Some paperwork and employee information is generally required by law in most countries but organizations may choose to expand personnel files to include information outside of national or local regulations. Personnel files will often include performance evaluations, resumes, documentation of PTO (paid time off), and documentation of salary increases or promotions as well as tax forms and payroll information.
In addition to standard personnel files, it is recommended that employers maintain files for each filled position. Records ideally should include the job posting, resumes and cover letter for each candidate interviewed, interview notes, and reference checks.
Documents to store in personnel files include but are not limited to:
- Memorandum of Understanding (MOU) or Employment Contract
- Tax forms
- Employment eligibility forms (legal requirement in many countries)
- Requests for physical accommodations
- Work history
- Performance evaluations
- Disciplinary records and/or performance improvement plans (PIP)
- Personal commendations
- Sick days and vacation days
- Proof of insurance
- Waiver of Liability
- Benefit enrollments
- Beneficiary designations
- Payroll withholding statements
- Salary increases, promotions, or lateral job transition
- Voluntary or involuntary termination
- Reports of reference checks
- Workers’ compensation information
- Medical information
- Disciplinary issues or formal complaints
Since personnel files can be requested by the government in the case of a formal legal complaint against the organization, all paperwork held within the files should remain objective and based on factual evidence. It is important that supervisors do not include subjective opinions, especially opinions not relevant to the person’s employment history. It is suggested that supervisors remain vigilant in recording only objective observations even in their informal notes, as those, too, could be subpoenaed (summoned by a court).
How do you store files?
To protect access to employee information and help ease the process of supplying the government with required documents, some organizations choose to separate personnel information into specialized folders. For example, an employer may choose to store all tax documents together in one file and create a specific healthcare file to separate sensitive health records from an employee’s general information. In addition, employers can choose to store all payroll records in a separate file to ensure that the accounting department does not have access to the employee’s complete file.
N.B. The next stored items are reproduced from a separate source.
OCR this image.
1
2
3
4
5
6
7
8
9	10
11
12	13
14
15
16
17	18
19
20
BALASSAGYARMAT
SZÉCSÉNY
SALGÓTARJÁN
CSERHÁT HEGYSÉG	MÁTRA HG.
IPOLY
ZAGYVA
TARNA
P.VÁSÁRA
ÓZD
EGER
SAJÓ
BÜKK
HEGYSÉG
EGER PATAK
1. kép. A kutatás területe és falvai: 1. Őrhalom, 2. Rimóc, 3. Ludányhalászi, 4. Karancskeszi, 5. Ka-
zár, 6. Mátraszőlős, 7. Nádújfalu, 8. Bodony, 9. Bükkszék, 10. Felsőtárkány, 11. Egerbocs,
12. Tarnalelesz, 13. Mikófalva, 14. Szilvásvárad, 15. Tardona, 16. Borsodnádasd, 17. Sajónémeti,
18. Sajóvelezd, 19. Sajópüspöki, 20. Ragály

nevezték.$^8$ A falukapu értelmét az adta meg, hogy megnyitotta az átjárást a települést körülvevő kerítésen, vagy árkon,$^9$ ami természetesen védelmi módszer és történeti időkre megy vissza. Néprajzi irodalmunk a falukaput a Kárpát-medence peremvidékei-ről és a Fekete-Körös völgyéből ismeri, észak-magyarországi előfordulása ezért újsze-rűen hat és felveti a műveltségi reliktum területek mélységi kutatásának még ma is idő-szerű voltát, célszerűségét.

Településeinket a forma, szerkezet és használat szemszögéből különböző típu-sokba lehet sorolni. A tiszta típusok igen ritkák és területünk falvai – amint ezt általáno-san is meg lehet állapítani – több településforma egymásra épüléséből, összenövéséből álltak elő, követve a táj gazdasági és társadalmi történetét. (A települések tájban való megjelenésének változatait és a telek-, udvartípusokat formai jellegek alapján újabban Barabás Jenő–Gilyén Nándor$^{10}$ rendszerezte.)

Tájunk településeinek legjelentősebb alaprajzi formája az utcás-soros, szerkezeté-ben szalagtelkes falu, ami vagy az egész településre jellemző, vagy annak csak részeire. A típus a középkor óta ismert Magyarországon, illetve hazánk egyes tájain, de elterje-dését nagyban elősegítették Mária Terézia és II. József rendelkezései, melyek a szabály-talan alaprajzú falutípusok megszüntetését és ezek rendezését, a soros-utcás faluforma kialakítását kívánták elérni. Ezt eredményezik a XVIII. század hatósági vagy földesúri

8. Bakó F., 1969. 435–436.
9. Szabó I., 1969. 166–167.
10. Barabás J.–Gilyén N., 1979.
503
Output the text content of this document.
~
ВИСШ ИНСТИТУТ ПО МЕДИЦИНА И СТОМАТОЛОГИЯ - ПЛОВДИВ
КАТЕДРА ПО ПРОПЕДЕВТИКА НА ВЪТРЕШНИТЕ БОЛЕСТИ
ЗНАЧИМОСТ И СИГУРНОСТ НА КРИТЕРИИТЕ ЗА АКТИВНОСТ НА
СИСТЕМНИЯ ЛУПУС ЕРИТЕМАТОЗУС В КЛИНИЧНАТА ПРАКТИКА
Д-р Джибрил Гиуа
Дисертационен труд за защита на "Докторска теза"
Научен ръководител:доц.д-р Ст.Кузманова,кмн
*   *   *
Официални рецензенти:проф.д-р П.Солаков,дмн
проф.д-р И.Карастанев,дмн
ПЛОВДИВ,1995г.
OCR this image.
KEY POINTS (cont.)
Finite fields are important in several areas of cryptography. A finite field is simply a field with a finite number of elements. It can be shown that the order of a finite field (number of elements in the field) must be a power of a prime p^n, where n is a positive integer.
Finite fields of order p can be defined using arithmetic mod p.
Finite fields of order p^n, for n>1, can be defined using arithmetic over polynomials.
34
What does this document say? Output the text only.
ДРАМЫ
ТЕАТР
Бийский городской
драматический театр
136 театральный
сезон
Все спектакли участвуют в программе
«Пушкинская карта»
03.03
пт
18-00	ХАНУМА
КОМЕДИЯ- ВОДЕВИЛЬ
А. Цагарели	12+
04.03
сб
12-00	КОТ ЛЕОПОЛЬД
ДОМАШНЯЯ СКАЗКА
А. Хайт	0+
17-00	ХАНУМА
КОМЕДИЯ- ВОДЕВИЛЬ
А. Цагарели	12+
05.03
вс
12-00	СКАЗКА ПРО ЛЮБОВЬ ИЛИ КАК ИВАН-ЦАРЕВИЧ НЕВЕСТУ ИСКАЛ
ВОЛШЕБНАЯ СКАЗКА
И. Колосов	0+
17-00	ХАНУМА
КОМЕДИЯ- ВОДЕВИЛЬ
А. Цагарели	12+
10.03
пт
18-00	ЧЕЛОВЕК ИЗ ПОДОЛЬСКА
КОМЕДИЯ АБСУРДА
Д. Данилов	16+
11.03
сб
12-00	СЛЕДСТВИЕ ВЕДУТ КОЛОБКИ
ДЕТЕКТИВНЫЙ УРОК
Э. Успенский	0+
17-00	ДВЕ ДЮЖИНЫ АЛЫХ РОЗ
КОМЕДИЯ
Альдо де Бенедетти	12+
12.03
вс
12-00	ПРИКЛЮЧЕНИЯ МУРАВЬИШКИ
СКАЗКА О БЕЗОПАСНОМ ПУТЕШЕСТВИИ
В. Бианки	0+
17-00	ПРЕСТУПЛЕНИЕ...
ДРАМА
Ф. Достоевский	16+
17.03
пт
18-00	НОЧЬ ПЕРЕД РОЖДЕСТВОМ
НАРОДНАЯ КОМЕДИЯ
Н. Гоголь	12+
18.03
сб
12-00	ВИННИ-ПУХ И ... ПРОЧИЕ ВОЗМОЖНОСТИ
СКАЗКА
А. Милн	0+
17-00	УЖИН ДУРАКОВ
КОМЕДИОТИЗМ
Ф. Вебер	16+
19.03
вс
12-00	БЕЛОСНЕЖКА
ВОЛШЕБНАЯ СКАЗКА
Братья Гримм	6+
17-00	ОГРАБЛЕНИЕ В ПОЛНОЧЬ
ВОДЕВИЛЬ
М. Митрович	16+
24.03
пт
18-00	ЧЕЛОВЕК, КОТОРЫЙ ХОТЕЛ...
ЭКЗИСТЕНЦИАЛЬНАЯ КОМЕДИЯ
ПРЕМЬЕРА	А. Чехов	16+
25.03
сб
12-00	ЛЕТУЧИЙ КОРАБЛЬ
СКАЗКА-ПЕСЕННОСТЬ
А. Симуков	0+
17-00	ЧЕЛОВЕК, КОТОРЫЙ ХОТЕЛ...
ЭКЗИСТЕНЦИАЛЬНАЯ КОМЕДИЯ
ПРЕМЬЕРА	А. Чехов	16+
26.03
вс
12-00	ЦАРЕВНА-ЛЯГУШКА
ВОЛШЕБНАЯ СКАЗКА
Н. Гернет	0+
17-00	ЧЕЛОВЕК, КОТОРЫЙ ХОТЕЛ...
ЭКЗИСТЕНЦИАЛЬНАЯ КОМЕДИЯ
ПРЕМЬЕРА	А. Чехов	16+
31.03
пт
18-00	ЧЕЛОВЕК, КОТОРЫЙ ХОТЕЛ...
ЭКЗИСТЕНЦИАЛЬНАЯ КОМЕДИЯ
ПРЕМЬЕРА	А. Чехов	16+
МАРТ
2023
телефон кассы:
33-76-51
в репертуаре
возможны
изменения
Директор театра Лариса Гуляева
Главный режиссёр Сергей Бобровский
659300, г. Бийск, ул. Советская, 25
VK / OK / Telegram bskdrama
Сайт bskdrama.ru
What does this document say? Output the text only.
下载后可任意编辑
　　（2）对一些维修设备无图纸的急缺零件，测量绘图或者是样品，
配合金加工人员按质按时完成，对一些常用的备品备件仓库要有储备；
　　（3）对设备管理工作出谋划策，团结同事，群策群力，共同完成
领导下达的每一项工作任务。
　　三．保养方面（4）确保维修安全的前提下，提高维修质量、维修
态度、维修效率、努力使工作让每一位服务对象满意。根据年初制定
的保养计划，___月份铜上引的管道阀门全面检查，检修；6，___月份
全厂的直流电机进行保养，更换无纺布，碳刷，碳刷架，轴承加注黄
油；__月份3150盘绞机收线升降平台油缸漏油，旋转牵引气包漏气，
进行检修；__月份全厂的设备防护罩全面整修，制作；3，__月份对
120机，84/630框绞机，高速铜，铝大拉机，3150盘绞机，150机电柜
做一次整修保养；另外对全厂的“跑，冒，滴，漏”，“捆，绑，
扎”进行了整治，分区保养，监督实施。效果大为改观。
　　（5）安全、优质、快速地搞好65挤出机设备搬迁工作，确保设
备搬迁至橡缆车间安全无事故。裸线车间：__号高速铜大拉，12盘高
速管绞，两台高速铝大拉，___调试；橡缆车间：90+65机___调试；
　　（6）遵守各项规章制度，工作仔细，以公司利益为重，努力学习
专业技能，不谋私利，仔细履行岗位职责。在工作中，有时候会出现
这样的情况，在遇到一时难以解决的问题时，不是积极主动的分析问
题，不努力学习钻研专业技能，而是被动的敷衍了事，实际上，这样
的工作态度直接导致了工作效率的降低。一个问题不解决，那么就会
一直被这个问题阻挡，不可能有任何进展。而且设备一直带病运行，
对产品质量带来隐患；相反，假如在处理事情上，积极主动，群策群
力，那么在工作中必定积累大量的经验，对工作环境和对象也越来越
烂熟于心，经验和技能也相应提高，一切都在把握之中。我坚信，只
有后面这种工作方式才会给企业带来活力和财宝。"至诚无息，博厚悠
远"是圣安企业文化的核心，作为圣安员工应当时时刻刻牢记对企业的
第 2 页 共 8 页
Regardless of how an employer chooses to organize their filing system, all important paperwork should be carefully stored in a place that ensures long-term preservation and high confidentiality. Employers may choose to store documents electronically and/or in physical, locked filing cabinet. Considering the sensitive information within the documents, it is important that organizations use an electronic storing system that both encrypts the documents and allows employers to easily restrict access.
Who has access to files?
Access to an employee’s general file should be accessible to HR, the employee, the employee’s direct supervisor, and, in some cases, the Executive Director. The accounting department may be granted access to the payroll file but the healthcare file should, if possible, be restricted solely to HR and the employee.
It is suggested that employees have access to their files on an open or designated review period. Employers may choose to require employees review their files only in the presence of their supervisor or HR person in order to ensure the integrity of the files. If an employee disagrees with something recorded in his/her file the employee may request the opportunity to write an explanation or counter-point, which will also be stored.
A snapshot of the basic information required about employees and volunteers can be created using simple free online tools, enabling emergency contact records to be updated on a rolling basis.
You can download the Staff Bio Spreadsheet to change the questions to fit the needs of your organization. If you choose to upload this Excel sheet to your GoogleDocs, you can then create a form by going to “Form- Create form.” This will allow VLAs and staff to easily provide their information without having to enter into the spreadsheet. When they submit the form, their answers are automatically saved in your spreadsheet.